Paris

Claude Lévêque

The works of Claude Lévêque, installations based on everyday objects, can be easily described. For instance, Deviation (all works 2008): a shelter made of thirty-two car hoods in which a Venetian-style chandelier glows; or Untitled, which was suspended from the ceiling of the gallery: various objects (two children’s scooters, linked together, two walkers subjected to the same fate, a wooden pantry containing two tiaras) rotating in front of a white nylon veil that is raised by a breeze produced by a fan, to a sound track derived from a looped sample of “Honky Tonk Women” by the Rolling Stones. This literalism is the condition for an experience that is in the first place physical, as the visitor is invited to measure himself by the works; the spaces created and objects used address his body through absence (they are empty and abandoned) and synecdoche—articles of personal adornment or use stand in for parts of the body or its movements.
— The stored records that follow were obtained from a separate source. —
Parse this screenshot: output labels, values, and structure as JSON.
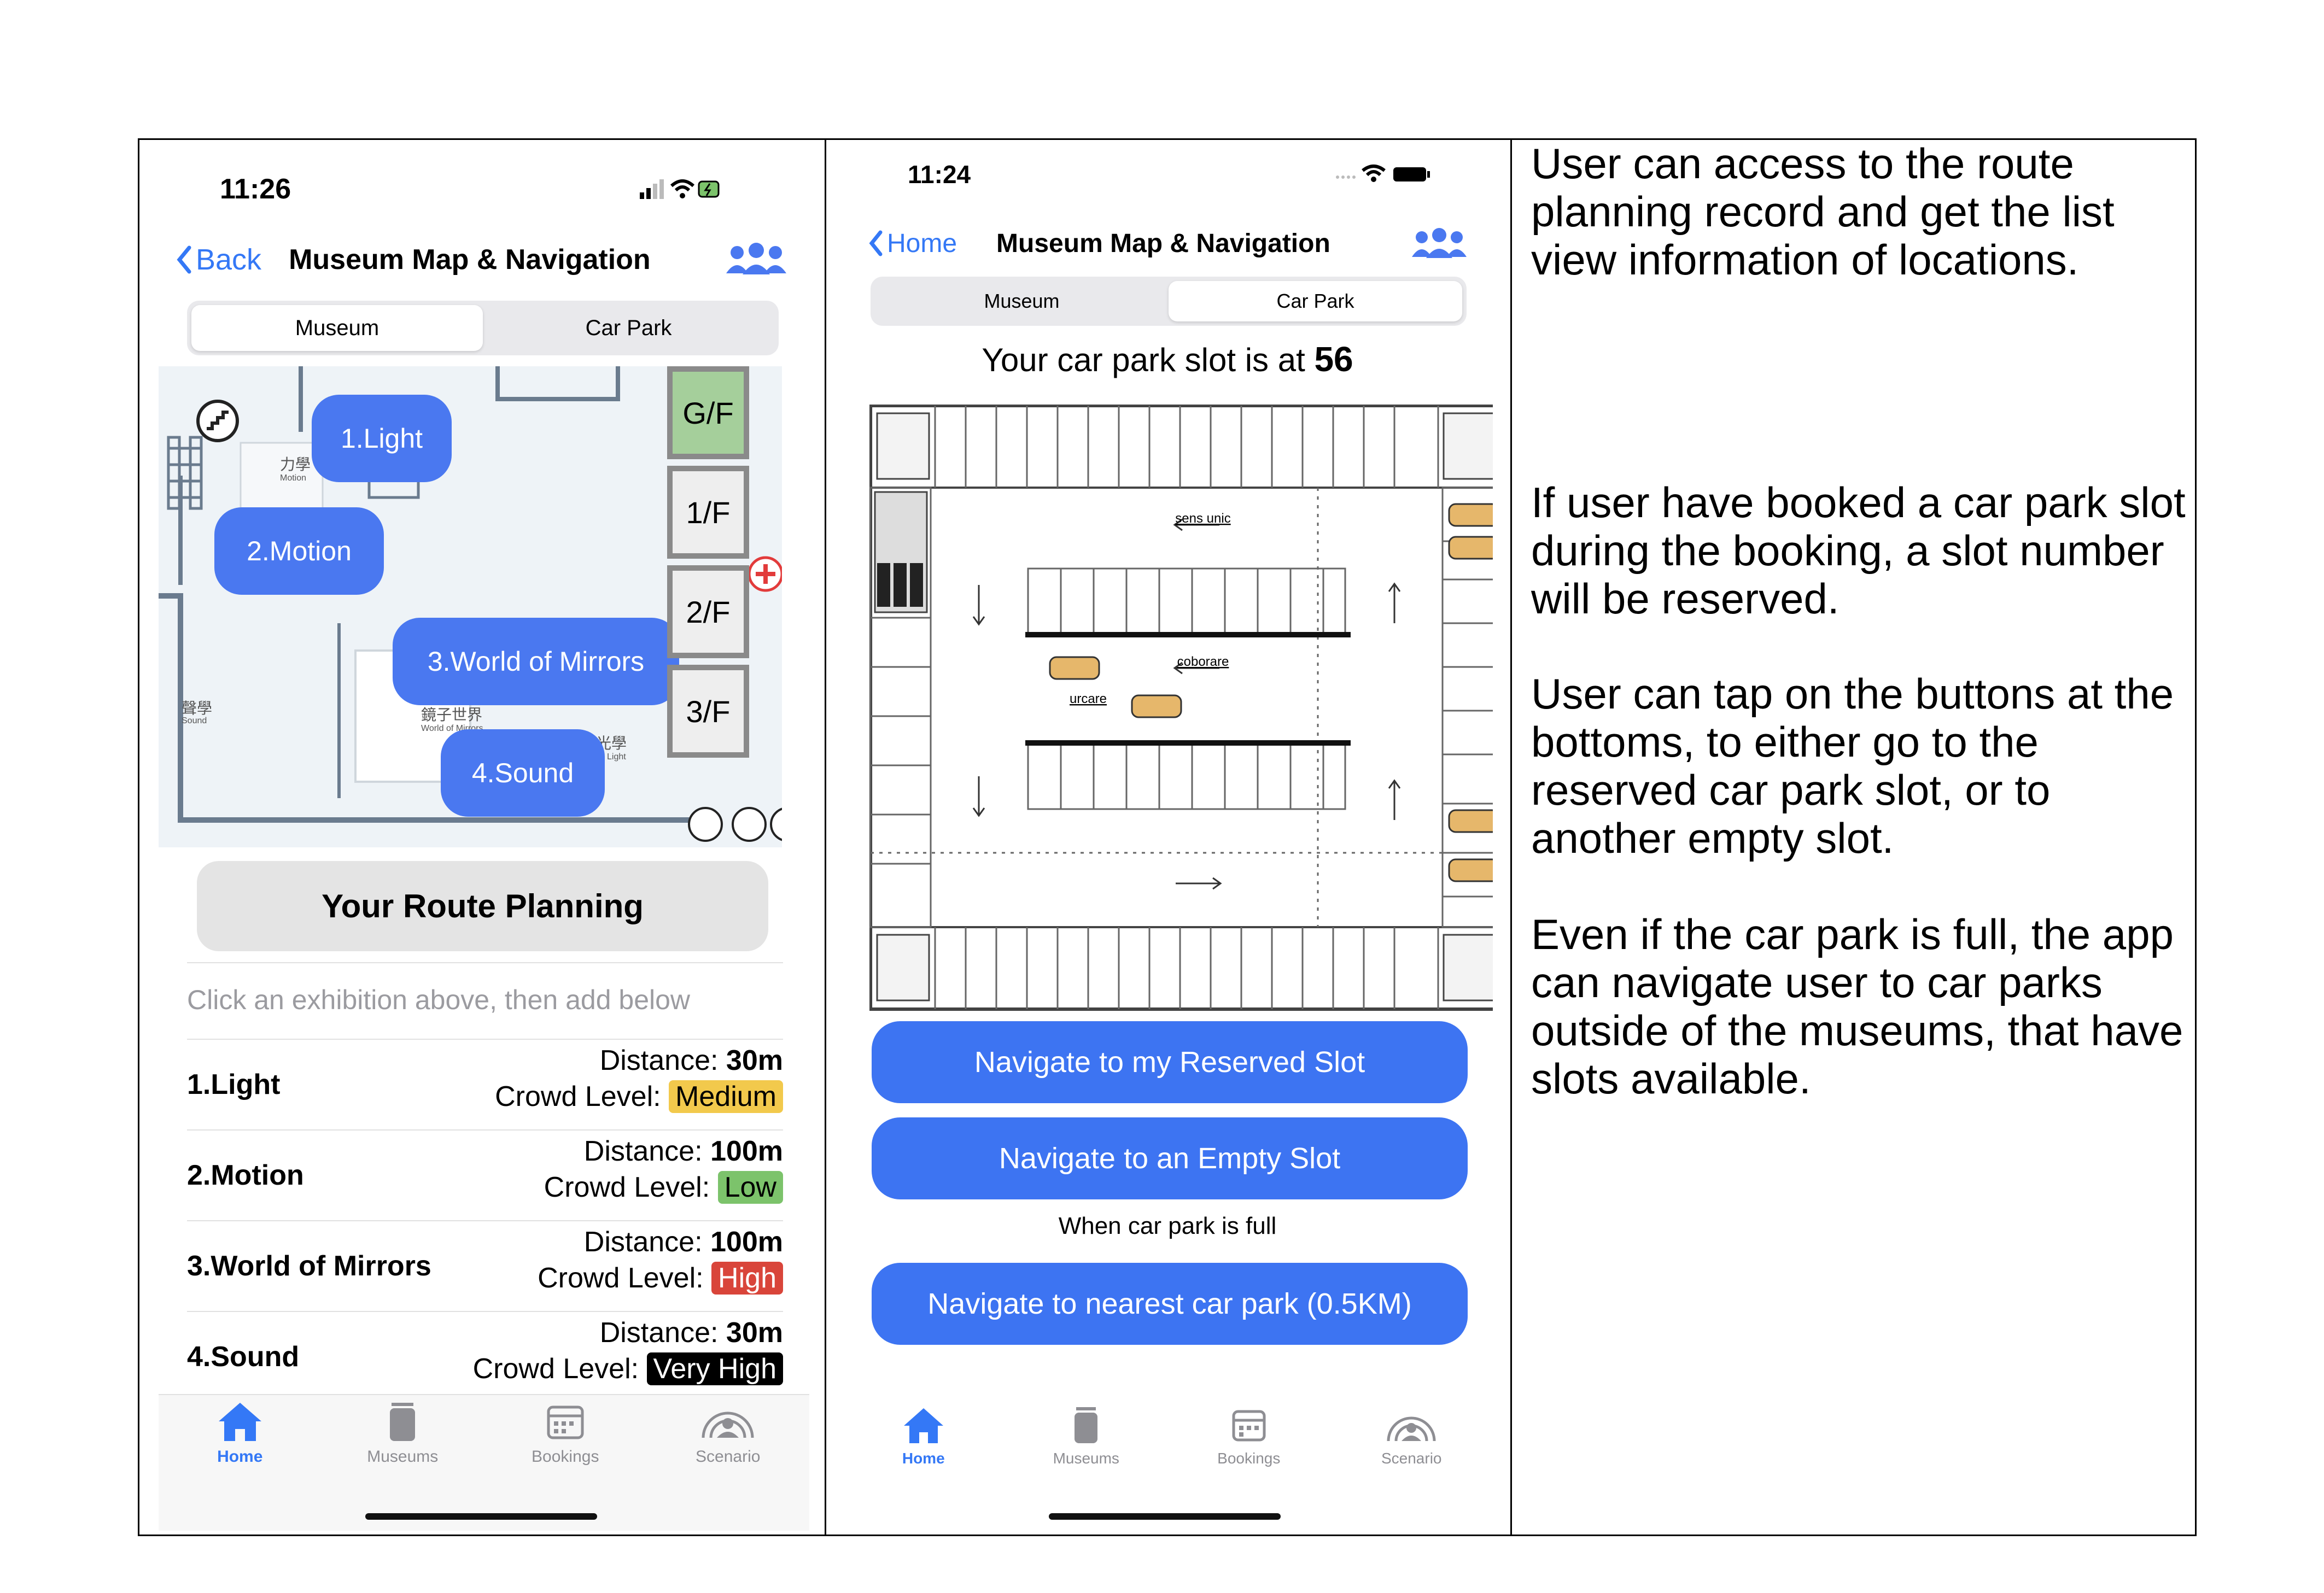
{
  "panel1": {
    "time": "11:26",
    "back_label": "Back",
    "title": "Museum Map & Navigation",
    "segments": [
      "Museum",
      "Car Park"
    ],
    "map": {
      "pins": [
        "1.Light",
        "2.Motion",
        "3.World of Mirrors",
        "4.Sound"
      ],
      "floors": [
        "G/F",
        "1/F",
        "2/F",
        "3/F"
      ],
      "labels": {
        "motion_cn": "力學",
        "motion_en": "Motion",
        "sound_cn": "聲學",
        "sound_en": "Sound",
        "mirrors_cn": "鏡子世界",
        "mirrors_en": "World of Mirrors",
        "light_cn": "光學",
        "light_en": "Light"
      }
    },
    "route_button": "Your Route Planning",
    "hint": "Click an exhibition above, then add below",
    "distance_label": "Distance:",
    "crowd_label": "Crowd Level:",
    "exhibitions": [
      {
        "name": "1.Light",
        "distance": "30m",
        "crowd": "Medium",
        "crowd_color": "#f2c94c",
        "crowd_text_color": "#000000"
      },
      {
        "name": "2.Motion",
        "distance": "100m",
        "crowd": "Low",
        "crowd_color": "#7cc36b",
        "crowd_text_color": "#000000"
      },
      {
        "name": "3.World of Mirrors",
        "distance": "100m",
        "crowd": "High",
        "crowd_color": "#d9453a",
        "crowd_text_color": "#ffffff"
      },
      {
        "name": "4.Sound",
        "distance": "30m",
        "crowd": "Very High",
        "crowd_color": "#000000",
        "crowd_text_color": "#ffffff"
      }
    ],
    "tabs": [
      "Home",
      "Museums",
      "Bookings",
      "Scenario"
    ]
  },
  "panel2": {
    "time": "11:24",
    "back_label": "Home",
    "title": "Museum Map & Navigation",
    "segments": [
      "Museum",
      "Car Park"
    ],
    "slot_prefix": "Your car park slot is at ",
    "slot_number": "56",
    "plan_labels": [
      "sens unic",
      "coborare",
      "urcare"
    ],
    "btn_reserved": "Navigate to my Reserved Slot",
    "btn_empty": "Navigate to an Empty Slot",
    "full_note": "When car park is full",
    "btn_nearest": "Navigate to nearest car park (0.5KM)",
    "tabs": [
      "Home",
      "Museums",
      "Bookings",
      "Scenario"
    ]
  },
  "descriptions": {
    "p1": "User can access to the route planning record and get the list view information of locations.",
    "p2": "If user have booked a car park slot during the booking, a slot number will be reserved.",
    "p3": "User can tap on the buttons at the bottoms, to either go to the reserved car park slot, or to another empty slot.",
    "p4": "Even if the car park is full, the app can navigate user to car parks outside of the museums, that have slots available."
  },
  "colors": {
    "accent": "#3d74f2",
    "pin": "#4a78f0",
    "tab_active": "#3478f6"
  },
  "icons": [
    "back-chevron-icon",
    "group-icon",
    "signal-icon",
    "wifi-icon",
    "battery-icon",
    "home-icon",
    "museums-icon",
    "bookings-icon",
    "scenario-icon"
  ]
}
But we cannot neglect the metaphorical dimension of the objects and situations, which give the experience an emotional charge: the contrast between feelings of security and claustrophobia produced by the meagerness of a shelter that is a sort of post–industrial era belly of the whale; our amusement or disquiet in the face of these hanging objects and in this space that suggests the world of Marcel Duchamp or, perhaps, of David Lynch. “Welcome to Suicide Park,” the title of the exhibition, sums up fairly well the tensions that traverse these objects—objects that are festive as well as unsettling, that evoke wealth and poverty, superfluity and need—a cohabitation evoking the contradictions that deplete (or nourish?) contemporary society, where everything can be displayed and sold.

Surely the most remarkable piece in the exhibition, Untitled is made up of fourteen sheets of lead cut to the dimensions of a human body and soberly framed; at eye level they bear the traces of having been punched. The imprints of fingers give the impression of a body still lurking in the material—one thinks of the old idea of the form contained in the block to be sculpted; ready to strike, this imaginary body forces the viewer into a bare-knuckle, face-to-face confrontation. The lead got these marks by being beaten by amateur boxers, but it looks as if it has been decorated with motifs that, in their implications of movement, evoke Yves Klein’s Anthropométries or the Futurists’ lines of force. We might also think of Henri Matisse’s Dos (Backs), despite everything that separates those works’ hieratic classicism from the still-contained violence of the blows orchestrated by Lévêque. These are equal to the blows delivered by society, to the powerless rage they generate among those constantly subjected to them, who have only their hands for wealth and weapons. And if we remember that most boxers and their fans come from the working class, we can see in this luxurious exhibition space the metaphor for a new class struggle. And why not?